Un ignorant, étranger à la marine, aurait été frappé de l’ordre et de la symétrie avec laquelle les mâts s’élevaient vers les cieux, et les agrès croisaient et entouraient dans tous les sens leurs lignes sombres pour en former un labyrinthe qui semblait inextricable; mais ce spectacle n’était pas nouveau pour Wilder. Comme tous les marins, il ne put s’empêcher, il est vrai, de commencer par jeter les yeux en haut; mais il les abaissa bientôt pour commencer un examen plus important pour lui dans ce moment. A l’exception d’un homme qui, quoiqu’il fût enveloppé d’un grand manteau, semblait être un officier, il ne se trouvait pas une âme vivante sur le tillac. De chaque côté était une batterie sombre et menaçante, disposée dans l’ordre imposant de l’architecture navale; mais nulle part on n’apercevait aucune trace de cette foule de matelots et de soldats qui se pressent ordinairement sur les ponts d’un vaisseau armé, et qui sont nécessaires pour servir les pièces. Peut-être étaient-ils dans leurs hamacs, comme l’heure avancée le rendait présumable; cependant il était d’usage de laisser une partie de l’équipage pour faire le quart et veiller à la sûreté du vaisseau. Se trouvant ainsi inopinément face à face avec un seul individu, notre aventurier commença à sentir la singularité de sa position et la nécessité d’entrer en explication.

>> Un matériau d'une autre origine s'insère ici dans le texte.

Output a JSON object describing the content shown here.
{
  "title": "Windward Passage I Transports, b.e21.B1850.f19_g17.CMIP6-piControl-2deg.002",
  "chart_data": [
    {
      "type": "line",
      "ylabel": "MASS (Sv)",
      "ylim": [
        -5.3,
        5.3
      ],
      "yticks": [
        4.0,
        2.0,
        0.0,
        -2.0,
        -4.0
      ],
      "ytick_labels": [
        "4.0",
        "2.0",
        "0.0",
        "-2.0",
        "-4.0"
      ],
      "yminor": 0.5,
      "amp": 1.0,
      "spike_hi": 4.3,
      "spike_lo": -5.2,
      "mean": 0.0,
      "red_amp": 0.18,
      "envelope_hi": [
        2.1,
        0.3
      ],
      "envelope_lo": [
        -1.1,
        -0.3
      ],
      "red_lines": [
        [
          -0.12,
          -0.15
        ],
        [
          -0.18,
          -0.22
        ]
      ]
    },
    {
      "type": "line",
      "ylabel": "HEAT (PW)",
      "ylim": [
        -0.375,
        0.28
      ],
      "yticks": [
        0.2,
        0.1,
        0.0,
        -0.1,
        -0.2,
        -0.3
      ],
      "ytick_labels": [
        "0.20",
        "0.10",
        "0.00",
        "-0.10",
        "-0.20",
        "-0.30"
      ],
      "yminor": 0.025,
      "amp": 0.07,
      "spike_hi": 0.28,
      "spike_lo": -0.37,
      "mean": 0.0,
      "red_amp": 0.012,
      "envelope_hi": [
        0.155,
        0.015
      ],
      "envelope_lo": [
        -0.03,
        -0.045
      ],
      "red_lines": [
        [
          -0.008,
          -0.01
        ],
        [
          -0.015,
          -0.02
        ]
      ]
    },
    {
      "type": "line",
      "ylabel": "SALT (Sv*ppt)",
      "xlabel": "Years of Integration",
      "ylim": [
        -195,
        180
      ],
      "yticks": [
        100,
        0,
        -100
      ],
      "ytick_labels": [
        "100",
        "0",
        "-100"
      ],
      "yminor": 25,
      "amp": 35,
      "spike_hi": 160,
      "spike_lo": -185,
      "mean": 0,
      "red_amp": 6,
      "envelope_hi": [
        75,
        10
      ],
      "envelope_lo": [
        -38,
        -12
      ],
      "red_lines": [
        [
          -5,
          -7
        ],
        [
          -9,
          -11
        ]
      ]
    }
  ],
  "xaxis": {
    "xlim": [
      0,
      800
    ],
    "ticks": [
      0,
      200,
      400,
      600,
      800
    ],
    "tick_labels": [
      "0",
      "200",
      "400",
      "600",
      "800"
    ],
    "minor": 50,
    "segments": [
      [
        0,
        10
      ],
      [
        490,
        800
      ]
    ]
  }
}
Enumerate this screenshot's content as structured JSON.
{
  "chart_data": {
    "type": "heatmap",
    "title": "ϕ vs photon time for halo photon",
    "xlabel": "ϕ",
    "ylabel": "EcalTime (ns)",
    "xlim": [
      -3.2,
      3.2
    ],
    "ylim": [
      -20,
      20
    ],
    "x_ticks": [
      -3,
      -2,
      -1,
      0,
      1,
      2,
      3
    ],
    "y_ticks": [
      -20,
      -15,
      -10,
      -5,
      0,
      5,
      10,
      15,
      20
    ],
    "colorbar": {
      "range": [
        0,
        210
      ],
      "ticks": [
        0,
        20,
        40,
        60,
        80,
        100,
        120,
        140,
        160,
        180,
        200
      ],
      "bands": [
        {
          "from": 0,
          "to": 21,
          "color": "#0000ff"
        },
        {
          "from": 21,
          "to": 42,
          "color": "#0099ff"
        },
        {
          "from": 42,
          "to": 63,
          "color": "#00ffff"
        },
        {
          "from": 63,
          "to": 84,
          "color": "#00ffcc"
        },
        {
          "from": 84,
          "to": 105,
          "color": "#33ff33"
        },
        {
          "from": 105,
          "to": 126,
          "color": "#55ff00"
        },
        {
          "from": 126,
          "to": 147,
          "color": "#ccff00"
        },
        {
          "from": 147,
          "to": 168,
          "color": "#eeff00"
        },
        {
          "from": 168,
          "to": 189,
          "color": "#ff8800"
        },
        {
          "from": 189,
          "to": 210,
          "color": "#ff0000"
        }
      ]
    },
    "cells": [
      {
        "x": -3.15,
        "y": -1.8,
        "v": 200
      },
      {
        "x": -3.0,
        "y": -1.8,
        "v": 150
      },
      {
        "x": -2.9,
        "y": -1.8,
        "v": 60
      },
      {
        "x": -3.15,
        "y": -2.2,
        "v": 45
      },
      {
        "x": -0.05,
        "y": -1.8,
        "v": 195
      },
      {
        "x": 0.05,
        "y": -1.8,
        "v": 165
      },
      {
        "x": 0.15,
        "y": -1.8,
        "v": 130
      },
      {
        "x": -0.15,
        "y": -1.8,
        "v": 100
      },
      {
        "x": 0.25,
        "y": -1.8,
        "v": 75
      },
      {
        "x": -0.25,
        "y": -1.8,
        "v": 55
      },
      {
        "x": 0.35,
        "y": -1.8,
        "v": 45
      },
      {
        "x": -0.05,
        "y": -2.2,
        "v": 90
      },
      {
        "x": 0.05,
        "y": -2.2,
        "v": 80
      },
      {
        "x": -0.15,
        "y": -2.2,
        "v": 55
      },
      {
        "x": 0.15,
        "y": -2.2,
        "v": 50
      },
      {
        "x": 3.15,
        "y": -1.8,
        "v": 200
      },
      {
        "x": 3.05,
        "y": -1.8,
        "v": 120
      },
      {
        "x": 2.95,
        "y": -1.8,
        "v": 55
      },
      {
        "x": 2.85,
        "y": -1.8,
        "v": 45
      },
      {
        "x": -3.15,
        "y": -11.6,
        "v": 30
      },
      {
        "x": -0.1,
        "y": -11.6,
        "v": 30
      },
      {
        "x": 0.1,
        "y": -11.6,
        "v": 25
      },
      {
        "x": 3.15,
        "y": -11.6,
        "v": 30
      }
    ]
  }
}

–Vous êtes sans doute surpris, Monsieur, dit-il, que j’aie choisi une heure aussi avancée pour ma visite?
––Il est certain qu’on vous attendait plus tôt, fut la réponse laconique qui lui fut adressée.
–Qu’on m’attendait?
–Oui, qu’on vous attendait; ne vous ai-je pas vu, vous et vos deux compagnons qui sont dans la barque, nous reconnaître pendant la moitié de la journée, tantôt des bords des quais de la ville, et tantôt du haut de la vieille tour? Que pouvait annoncer toute cette curiosité, si ce n’est l’intention de venir à bord?
–Voilà qui est étrange, je dois l’avouer, s’écria Wilder prenant malgré lui l’alarme. Ainsi donc, vous étiez au fait de mes intentions!
–Écoutez, camarade, interrompit l’autre en riant un instant, mais tout bas et sans bruit, car, d’après votre costume et vos manières, je crois ne pas me tromper en vous prenant pour un marin, pensez-vous qu’on ait oublié les lunettes d’approche dans le mobilier de ce vaisseau, ou vous imaginez-vous que nous ne sachions pas nous en servir?
–Vous devez avoir des raisons bien fortes pour examiner avec tant d’attention ce que font des étrangers qui sont sur la terre ferme.
–Hem1peut-être attendons-nous notre cargaison de l’intérieur; mais je suppose que vous n’êtes pas venu jusqu’ici dans l’obscurité pour regarder notre chargement. Vous désirez voir le capitaine?
–N’est-ce pas lui que je vois?
–Où? demanda l’autre en faisant un mouvement involontaire qui annonçait la crainte mêlée de respect que lui inspirait son supérieur.
–En votre personne.
–En ma personne? Non, non, je ne suis pas encore couché aussi honorablement sur le rôle du vaisseau, quoique mon temps puisse encore venir l’un de ces beaux jours. Dites-moi, camarade, vous avez passé sous la poupe de ce vaisseau qu’on vient de remettre à flot, en venant à nous?
–Assurément; il était, comme vous voyez, en droite ligne sur mon passage.
–C’est un bâtiment qui paraît en bon état, et qui est ce qu’il paraît être, je vous assure. Il est tout prêt à partir, à ce qu’on m’a dit.
–Oui, les voiles sont averguées, et il flotte comme un vaisseau qui est plein.
–Plein de quoi? demanda brusquement l’autre.
–D’objets mentionnés sur son journal, sans doute; mais vous-mêmes vous semblez n’avoir pas fait encore votre chargement. Si vous devez le prendre à ce port, il se passera quelques jours avant que vous puissiez mettre à la voile.
–Hem! je ne crois pas que nous restions longtemps après notre voisin, reprit l’autre un peu sèchement. Puis, comme s’il craignait d’en avoir trop dit, il ajouta vivement:–Nous autres négriers, nous n’avons guère à bord, voyez-vous, que des menottes et quelques barriques de riz de réserve; et, pour compléter le lest, nous avons nos canons et les boulets pour les charger.
–Est-il ordinaire que l’armement des vaisseaux employés à la t.aite soit aussi considérable?